How To Do Syntribation
Start by crossing your legs and squeezing your thighs. Keep going until you feel a pleasurable pressure on your clit/glans area. Another method is by putting your hands in the middle of your inner thighs. Then cross your legs and squeeze your thighs as tight as you can. Note that your hands are not doing anything - they are just sandwiched between your thighs. Using this method will provide more pressure and squeezing sensation.

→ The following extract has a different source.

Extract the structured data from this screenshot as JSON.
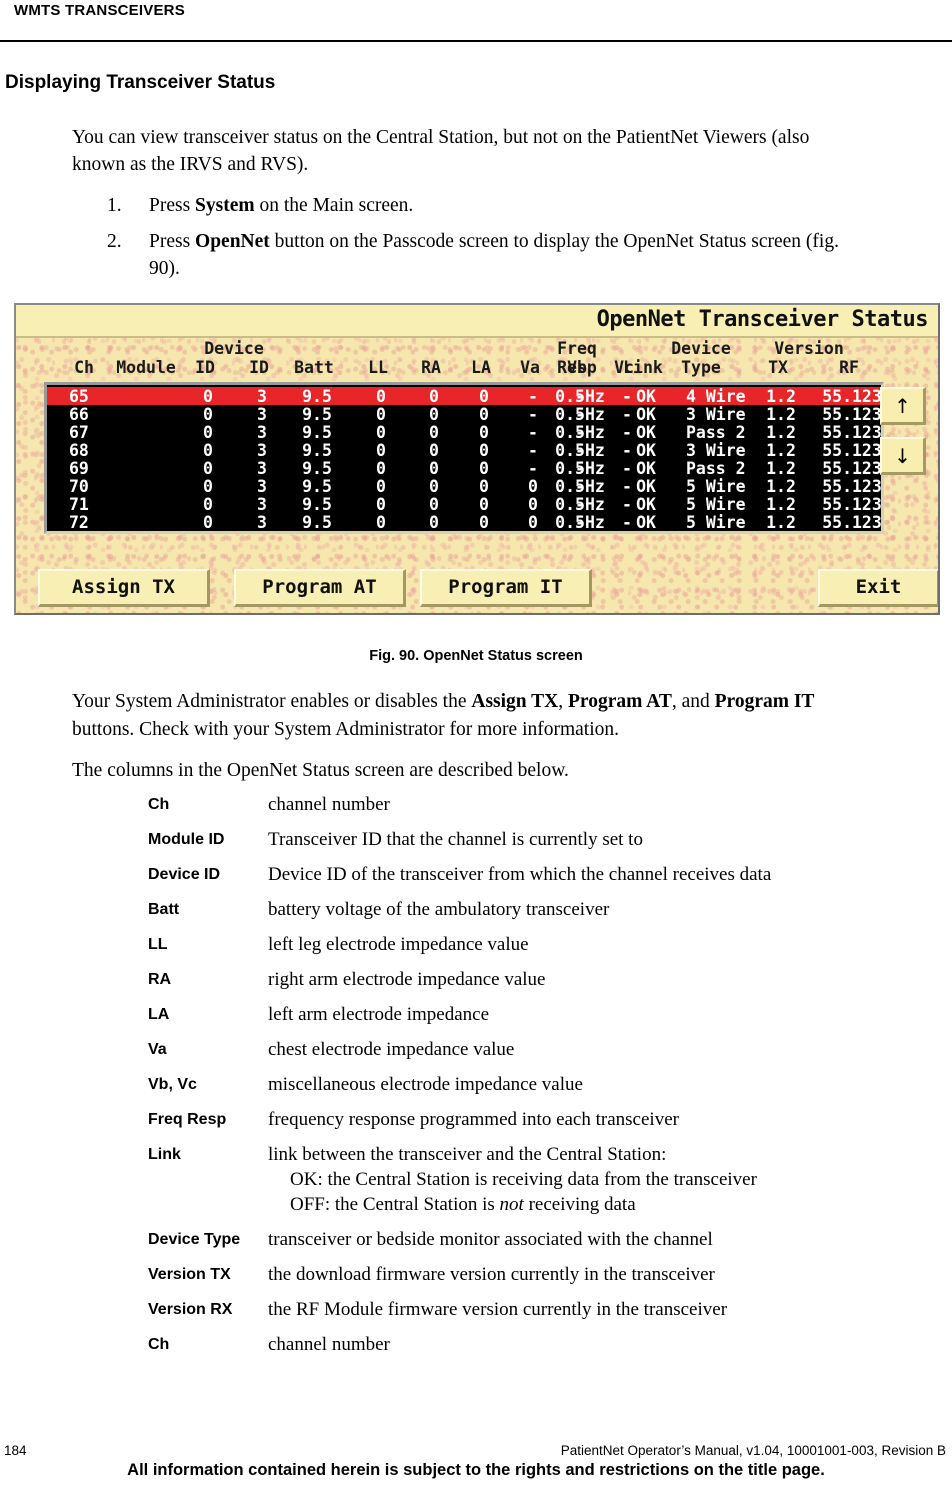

You can also practice syntribation with sex toys as long as they’re not chunky vibes and dildos. Simply place the sex toy in the middle of your thighs, and let it vibrate as you syntribate.
Is Syntribation Safe?
While syntribation masturbation is a relatively new masturbation technique, it does not pose any major risks to your physical health. The one potential risk is possibly skin irritation from friction, but that can be avoided by wearing long pants or using a cushion between your legs.
The Benefits of Syntribation
As with any masturbation technique, this one will have some health benefits, including a boosted immune system, reduced stress, glowing skin, stronger vaginal walls, and so on. Syntribation masturbation can offer a new way to explore your sexuality and achieve sexual pleasure. It can be a great alternative for people who prefer not to use their hands or fingers during masturbation.
In addition to enhancing feelings of pleasure and relaxation, syntribation may even appeal to voyeurs and exhibitionists who are intrigued by the idea of public play.
Is Syntribation Effective?
The effectiveness of syntribation masturbation varies from person to person. Some people may find it more pleasurable than traditional methods of masturbation, while others may not enjoy it at all. It ultimately comes down to individual preferences and experiences. However, if you are looking to try something new and explore different ways to achieve orgasm, syntribation masturbation can be worth giving a try.
Although syntribation masturbation may sound unusual, it is gaining popularity as a way to explore new methods of achieving sexual pleasure. It’s hands-free and has no major risks. Even though the effectiveness of syntribation masturbation varies from person to person, depending on individual preferences and experiences, ultimately, I think it’s worth giving it a try.